But he recognized that science can be difficult to access.

"You can go to the library and get dozens of books about Atlantis and the power of crystals," he said. "But it is really hard to find a scientific book saying that it is impossible for a continent to have been in the middle of the ocean 10,000 years ago, merely a blink of the eye in geologic time."

Sagan said science is more accurate because its conclusions are drawn from the data, not imposed upon it.

"The efficacy of science in this and other situations is demonstrated," he said. "It is not imposed by our predisposition's, and the scientists are not simply giving certain answers in order to maintain their jobs."

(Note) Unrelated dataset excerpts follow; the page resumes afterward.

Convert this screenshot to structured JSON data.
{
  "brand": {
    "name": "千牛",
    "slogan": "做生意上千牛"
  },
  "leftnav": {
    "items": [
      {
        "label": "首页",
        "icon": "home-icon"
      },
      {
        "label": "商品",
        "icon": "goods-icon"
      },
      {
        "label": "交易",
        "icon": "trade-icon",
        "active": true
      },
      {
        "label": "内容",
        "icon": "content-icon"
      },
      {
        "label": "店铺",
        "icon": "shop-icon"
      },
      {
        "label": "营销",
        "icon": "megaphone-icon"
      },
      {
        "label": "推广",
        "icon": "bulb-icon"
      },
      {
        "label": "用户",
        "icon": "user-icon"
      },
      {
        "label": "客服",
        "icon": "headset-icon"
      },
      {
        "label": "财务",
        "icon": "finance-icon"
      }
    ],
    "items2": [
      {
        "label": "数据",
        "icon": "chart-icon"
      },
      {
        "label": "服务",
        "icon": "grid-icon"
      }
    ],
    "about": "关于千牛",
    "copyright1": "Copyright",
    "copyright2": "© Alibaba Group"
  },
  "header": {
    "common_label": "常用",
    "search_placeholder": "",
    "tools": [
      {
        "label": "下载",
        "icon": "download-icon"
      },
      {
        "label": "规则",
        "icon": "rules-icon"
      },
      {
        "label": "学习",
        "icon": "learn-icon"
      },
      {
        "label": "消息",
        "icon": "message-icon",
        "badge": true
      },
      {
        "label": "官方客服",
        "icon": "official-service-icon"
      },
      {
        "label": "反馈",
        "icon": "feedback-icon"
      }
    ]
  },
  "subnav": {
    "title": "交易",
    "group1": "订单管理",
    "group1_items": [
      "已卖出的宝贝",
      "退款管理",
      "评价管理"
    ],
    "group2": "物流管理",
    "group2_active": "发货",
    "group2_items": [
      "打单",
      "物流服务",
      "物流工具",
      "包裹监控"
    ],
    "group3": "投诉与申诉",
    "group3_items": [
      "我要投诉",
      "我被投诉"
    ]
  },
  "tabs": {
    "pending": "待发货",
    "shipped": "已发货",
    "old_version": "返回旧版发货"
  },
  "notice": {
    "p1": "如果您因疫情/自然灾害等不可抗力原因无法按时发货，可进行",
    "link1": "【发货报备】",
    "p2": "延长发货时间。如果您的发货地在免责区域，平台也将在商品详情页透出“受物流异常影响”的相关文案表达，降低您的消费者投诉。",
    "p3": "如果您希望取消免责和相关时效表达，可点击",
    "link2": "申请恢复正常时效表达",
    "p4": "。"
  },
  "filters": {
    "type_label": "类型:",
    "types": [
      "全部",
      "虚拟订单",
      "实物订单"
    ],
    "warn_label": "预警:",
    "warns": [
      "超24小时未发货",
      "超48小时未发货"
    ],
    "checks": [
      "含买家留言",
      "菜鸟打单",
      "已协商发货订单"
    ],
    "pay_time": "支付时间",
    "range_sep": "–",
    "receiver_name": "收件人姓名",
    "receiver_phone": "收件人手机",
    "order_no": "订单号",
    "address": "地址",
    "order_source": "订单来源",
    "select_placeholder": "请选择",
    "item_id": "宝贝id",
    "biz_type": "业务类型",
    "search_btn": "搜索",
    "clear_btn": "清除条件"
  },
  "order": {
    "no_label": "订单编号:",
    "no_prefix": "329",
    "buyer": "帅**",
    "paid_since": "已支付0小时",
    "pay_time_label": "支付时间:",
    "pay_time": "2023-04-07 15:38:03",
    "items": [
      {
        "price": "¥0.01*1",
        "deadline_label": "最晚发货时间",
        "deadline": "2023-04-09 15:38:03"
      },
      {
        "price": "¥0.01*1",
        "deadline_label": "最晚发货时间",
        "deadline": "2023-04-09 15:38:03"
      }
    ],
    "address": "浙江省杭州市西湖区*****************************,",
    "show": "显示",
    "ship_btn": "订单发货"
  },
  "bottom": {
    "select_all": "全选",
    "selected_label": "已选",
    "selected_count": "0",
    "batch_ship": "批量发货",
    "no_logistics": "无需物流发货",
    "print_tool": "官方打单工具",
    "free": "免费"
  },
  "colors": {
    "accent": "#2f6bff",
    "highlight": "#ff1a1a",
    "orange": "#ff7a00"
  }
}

Sagan said one attraction of pseudo-science is the wonder it dishes out. He said wonder is also essential to science, but science has the advantage of being true.

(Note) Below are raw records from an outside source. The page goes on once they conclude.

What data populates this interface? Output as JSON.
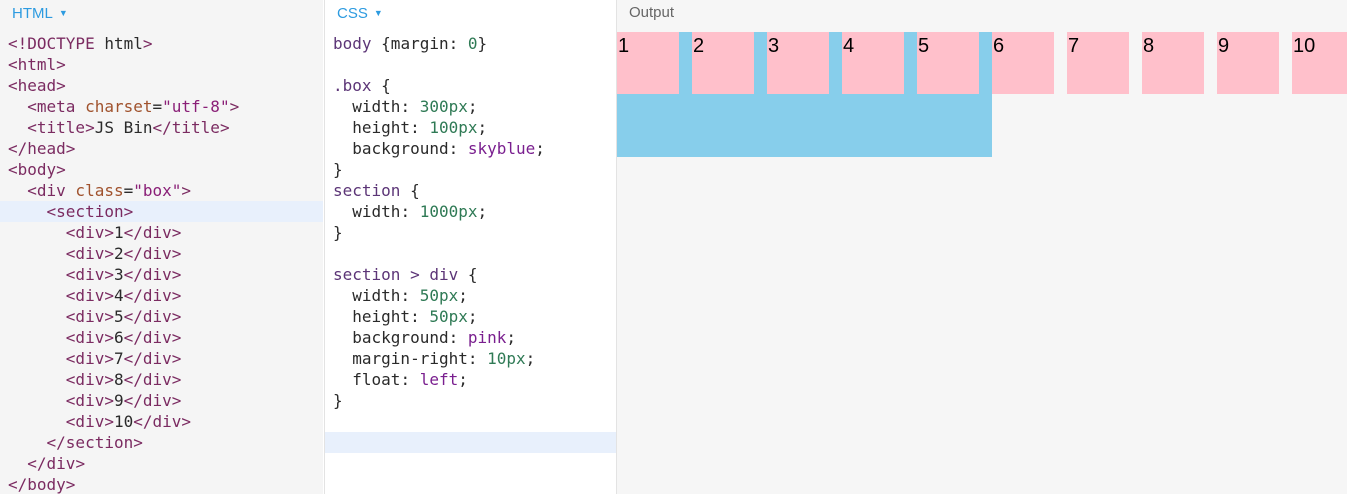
{
  "html_panel": {
    "title": "HTML",
    "lines": [
      "<!DOCTYPE html>",
      "<html>",
      "<head>",
      "  <meta charset=\"utf-8\">",
      "  <title>JS Bin</title>",
      "</head>",
      "<body>",
      "  <div class=\"box\">",
      "    <section>",
      "      <div>1</div>",
      "      <div>2</div>",
      "      <div>3</div>",
      "      <div>4</div>",
      "      <div>5</div>",
      "      <div>6</div>",
      "      <div>7</div>",
      "      <div>8</div>",
      "      <div>9</div>",
      "      <div>10</div>",
      "    </section>",
      "  </div>",
      "</body>"
    ],
    "highlighted_line": 8
  },
  "css_panel": {
    "title": "CSS",
    "lines": [
      "body {margin: 0}",
      "",
      ".box {",
      "  width: 300px;",
      "  height: 100px;",
      "  background: skyblue;",
      "}",
      "section {",
      "  width: 1000px;",
      "}",
      "",
      "section > div {",
      "  width: 50px;",
      "  height: 50px;",
      "  background: pink;",
      "  margin-right: 10px;",
      "  float: left;",
      "}",
      "",
      ""
    ],
    "highlighted_line": 19
  },
  "output_panel": {
    "title": "Output",
    "box_color": "#87ceeb",
    "item_color": "#ffc0cb",
    "items": [
      "1",
      "2",
      "3",
      "4",
      "5",
      "6",
      "7",
      "8",
      "9",
      "10"
    ]
  },
  "colors": {
    "header_blue": "#2d9be0",
    "tag": "#7b2b61",
    "number": "#2f7a55"
  }
}
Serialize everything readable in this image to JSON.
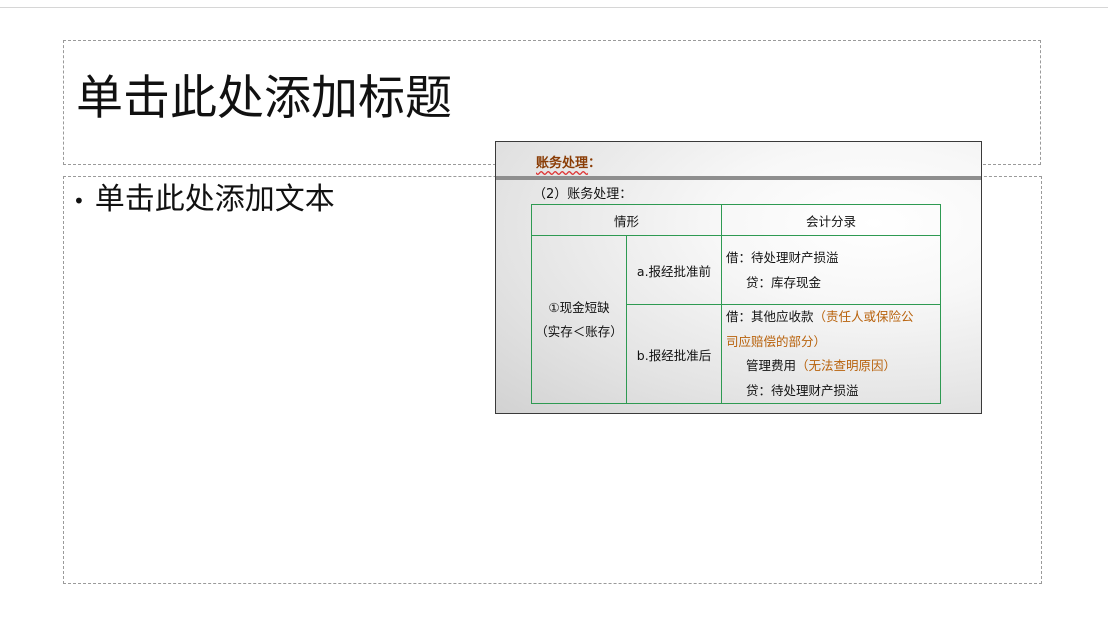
{
  "slide": {
    "title_placeholder": "单击此处添加标题",
    "body_bullet_placeholder": "单击此处添加文本",
    "bullet_char": "•"
  },
  "picture": {
    "heading": "账务处理",
    "heading_colon": "：",
    "subtitle": "（2）账务处理：",
    "table": {
      "headers": [
        "情形",
        "会计分录"
      ],
      "group_label_line1": "①现金短缺",
      "group_label_line2": "（实存＜账存）",
      "rows": [
        {
          "case": "a.报经批准前",
          "entry": {
            "line1": "借：待处理财产损溢",
            "line2": "贷：库存现金"
          }
        },
        {
          "case": "b.报经批准后",
          "entry": {
            "line1_a": "借：其他应收款",
            "line1_b": "（责任人或保险公",
            "line1_c": "司应赔偿的部分）",
            "line2_a": "管理费用",
            "line2_b": "（无法查明原因）",
            "line3": "贷：待处理财产损溢"
          }
        }
      ]
    },
    "colors": {
      "heading": "#8a3d06",
      "highlight": "#b8620c",
      "table_border": "#2e9a52"
    }
  }
}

"You have two options if you want to determine the sex of your unborn child," Sagan said. "You can go to the fair and have someone hang a crystal over your abdomen and tell you with 50 percent accuracy, or you can have a sonogram, which is 99 percent accurate."

Sagan said society's distaste for science is ultimately suicidal.

"I beg you all not just to inform yourselves of science and technology, but to make an effort to explain science to those you know," he said.

Sagan said the best prescription for danger is the placing of people who have little understanding of science and technology in leadership positions.

"We put people in leadership positions who have no idea what is happening in the world of science and technology and expect everything to work safely," he said.

He cited the handful of Congressmen who have no background in science and technology as an example of that prescription for disaster.

"And now the Republican Congress has decided to abolish the Office of Technology and Assessment, which gives Congressmen advice on scientific matters," Sagan said.

Individuals attending the lecture gave Sagan's speech mixed reviews.

Dan Fehlauer '97 said, "I really think he made some good points about how education neglects science, and that we need to be more politically active about science."

But others were disappointed with the speech.

"I really felt that his speech was mush," Thomas Vikoren '97 said. "Any professor at Dartmouth could have given that same speech."

Remarking on the mass attendance of the lecture, Vikoren added that he felt College students should have been given precedence over community members in attending the event.

Director of the Rockefeller Center Linda Fowler said no one expected such a large turnout for the speech.